Кто-то уже сбрасывал плащ, чтобы ловчее бить в бубен, кто-то готовил колокольцы, все собирались помешать чужаку, и лишь немногие робко защищали того, чья спесь и чей педантизм так отличались от скромности и доброты усопшего маэстро Переса.
Наконец настал долгожданный миг, торжественный миг, когда священник, склонившись, произнес несколько слов и взял облатку… Колокольчики зазвенели, словно стеклянный дождь, поднялись прозрачные волны ладана, и зазвучал орган.
Невообразимый шум наполнил церковь, заглушая первый аккорд.
Дудочки, бубны, тамбурины, флейты заиграли разом и вразнобой; но это продолжалось лишь несколько мгновений. Звон и грохот оборвались так же внезапно, как начались…
Второй аккорд, могучий и смелый, еще не утих, из труб органа лились прекрасные, вечные звуки.

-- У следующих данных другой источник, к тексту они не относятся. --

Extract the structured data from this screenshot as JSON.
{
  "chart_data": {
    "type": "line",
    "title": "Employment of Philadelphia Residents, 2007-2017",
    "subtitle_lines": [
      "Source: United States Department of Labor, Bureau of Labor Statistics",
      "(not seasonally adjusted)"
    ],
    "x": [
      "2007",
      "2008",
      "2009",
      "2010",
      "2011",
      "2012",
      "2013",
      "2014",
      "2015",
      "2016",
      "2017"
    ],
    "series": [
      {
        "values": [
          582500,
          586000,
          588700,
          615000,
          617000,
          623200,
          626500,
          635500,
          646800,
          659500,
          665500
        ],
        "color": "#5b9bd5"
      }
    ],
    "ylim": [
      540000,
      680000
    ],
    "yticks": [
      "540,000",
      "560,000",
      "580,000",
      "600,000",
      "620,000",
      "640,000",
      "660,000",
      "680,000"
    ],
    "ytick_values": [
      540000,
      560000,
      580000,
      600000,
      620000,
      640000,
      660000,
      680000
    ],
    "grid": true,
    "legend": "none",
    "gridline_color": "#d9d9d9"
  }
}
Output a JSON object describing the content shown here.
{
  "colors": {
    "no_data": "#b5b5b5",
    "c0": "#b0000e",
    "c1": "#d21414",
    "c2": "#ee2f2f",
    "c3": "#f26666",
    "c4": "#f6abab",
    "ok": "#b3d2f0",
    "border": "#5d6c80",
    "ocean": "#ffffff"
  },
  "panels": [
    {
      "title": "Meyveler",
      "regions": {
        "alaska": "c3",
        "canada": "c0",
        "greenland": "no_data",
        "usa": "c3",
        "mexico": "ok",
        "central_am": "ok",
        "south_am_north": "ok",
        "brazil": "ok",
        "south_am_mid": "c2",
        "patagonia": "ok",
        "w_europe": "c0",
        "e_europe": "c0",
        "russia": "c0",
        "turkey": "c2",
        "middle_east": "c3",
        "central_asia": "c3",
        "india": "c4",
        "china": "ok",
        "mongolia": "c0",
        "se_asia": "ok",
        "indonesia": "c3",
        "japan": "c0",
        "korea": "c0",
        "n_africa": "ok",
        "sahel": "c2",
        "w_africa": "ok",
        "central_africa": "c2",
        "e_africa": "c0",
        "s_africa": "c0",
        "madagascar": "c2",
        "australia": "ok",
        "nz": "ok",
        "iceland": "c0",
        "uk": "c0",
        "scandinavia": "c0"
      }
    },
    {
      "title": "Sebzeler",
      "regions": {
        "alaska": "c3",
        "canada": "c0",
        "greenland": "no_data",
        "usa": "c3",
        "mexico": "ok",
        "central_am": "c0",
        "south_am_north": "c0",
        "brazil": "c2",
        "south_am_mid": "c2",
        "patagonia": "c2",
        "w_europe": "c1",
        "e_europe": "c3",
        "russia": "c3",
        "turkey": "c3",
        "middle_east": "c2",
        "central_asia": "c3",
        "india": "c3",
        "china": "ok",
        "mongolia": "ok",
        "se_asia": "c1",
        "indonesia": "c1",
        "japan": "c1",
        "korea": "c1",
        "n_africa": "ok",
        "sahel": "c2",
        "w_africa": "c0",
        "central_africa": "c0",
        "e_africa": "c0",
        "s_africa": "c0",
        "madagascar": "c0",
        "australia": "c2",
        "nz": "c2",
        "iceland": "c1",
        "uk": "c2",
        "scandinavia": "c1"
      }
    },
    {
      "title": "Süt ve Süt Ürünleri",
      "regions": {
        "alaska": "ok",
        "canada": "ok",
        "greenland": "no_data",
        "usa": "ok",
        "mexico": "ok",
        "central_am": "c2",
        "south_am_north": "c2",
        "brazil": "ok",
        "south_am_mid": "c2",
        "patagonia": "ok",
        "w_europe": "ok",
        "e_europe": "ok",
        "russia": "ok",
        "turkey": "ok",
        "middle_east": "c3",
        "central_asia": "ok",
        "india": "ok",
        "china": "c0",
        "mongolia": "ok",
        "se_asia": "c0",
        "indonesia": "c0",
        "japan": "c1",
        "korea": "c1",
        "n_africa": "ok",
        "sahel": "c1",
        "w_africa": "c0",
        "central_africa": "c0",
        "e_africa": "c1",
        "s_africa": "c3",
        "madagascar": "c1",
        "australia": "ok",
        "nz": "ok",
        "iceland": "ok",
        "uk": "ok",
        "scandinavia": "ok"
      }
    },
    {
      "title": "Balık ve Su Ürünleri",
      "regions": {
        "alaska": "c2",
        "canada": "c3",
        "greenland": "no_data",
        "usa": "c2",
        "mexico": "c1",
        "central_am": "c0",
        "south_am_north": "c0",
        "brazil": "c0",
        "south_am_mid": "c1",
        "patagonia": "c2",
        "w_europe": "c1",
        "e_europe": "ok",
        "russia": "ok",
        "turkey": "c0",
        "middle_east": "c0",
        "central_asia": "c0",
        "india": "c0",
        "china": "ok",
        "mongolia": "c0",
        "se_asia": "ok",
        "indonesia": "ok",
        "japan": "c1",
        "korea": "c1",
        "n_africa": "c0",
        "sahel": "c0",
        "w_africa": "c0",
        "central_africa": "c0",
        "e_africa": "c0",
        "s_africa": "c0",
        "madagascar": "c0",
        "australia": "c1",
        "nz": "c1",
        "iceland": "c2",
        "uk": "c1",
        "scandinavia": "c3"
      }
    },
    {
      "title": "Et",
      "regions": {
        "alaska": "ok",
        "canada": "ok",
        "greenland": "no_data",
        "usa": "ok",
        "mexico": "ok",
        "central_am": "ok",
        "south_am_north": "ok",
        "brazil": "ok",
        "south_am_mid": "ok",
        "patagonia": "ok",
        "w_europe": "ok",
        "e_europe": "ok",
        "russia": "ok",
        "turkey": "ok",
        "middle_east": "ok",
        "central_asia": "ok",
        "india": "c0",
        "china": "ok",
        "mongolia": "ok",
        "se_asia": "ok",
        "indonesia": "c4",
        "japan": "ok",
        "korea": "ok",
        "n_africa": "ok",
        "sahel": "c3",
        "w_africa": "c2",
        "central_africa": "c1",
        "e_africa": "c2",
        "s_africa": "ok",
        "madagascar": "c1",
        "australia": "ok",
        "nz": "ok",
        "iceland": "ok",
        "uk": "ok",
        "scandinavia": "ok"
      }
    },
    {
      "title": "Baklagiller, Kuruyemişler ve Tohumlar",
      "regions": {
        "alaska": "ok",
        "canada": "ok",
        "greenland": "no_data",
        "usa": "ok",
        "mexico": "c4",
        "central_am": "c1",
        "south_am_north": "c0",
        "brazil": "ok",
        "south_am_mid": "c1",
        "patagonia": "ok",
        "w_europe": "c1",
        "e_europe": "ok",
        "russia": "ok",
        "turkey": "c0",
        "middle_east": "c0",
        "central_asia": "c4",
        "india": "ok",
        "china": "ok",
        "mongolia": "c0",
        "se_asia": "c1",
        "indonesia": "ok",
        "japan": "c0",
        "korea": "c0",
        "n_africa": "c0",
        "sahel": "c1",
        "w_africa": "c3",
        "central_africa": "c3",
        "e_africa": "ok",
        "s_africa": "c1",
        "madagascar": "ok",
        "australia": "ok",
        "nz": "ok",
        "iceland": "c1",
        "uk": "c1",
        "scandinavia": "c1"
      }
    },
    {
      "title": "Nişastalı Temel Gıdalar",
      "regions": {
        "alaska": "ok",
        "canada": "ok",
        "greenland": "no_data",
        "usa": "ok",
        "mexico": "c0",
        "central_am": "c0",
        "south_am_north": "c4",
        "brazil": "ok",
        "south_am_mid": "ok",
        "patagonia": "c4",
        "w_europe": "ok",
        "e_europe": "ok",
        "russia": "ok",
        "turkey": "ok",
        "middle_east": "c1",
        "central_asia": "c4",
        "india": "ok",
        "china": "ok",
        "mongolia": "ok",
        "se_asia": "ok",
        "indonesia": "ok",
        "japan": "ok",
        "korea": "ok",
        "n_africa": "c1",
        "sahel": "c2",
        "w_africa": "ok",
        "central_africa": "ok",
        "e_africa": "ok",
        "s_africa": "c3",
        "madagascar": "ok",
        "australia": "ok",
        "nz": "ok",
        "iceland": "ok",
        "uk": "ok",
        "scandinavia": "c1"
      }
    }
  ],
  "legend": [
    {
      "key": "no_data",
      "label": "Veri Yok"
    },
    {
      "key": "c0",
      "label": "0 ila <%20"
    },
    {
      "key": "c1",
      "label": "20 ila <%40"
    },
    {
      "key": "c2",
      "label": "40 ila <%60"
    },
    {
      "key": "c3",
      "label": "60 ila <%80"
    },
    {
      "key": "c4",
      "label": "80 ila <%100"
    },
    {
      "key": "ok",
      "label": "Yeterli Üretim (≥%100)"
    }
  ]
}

Небесное пение, ласкающее слух, когда мы отрешаемся от всего земного; пение, ве домое лишь душе и неподвластное нашему голосу; вольные звуки далеких мелодий, приносимые ветром; шелест листьев, лобзающих друг друга, подобный шелесту дождя; трели жаворонка, взлетающего над цветами, как стрела, пущенная в небо; раскаты, грозные, точно рокот бури; хоры серафимов, неведомая музыка рая, доступная лишь воображению, крылатые гимны — все это слышалось в многоголосии органа, который звучал еще загадочней, еще причудливей, чем прежде.
Когда органист спустился с хоров, у лестницы собралась огромная толпа, и ликовала она так, что распорядитель, страшась не без причины, как бы его не задушили, велел служкам проложить ему дорогу к алтарю, где ждал архиепископ.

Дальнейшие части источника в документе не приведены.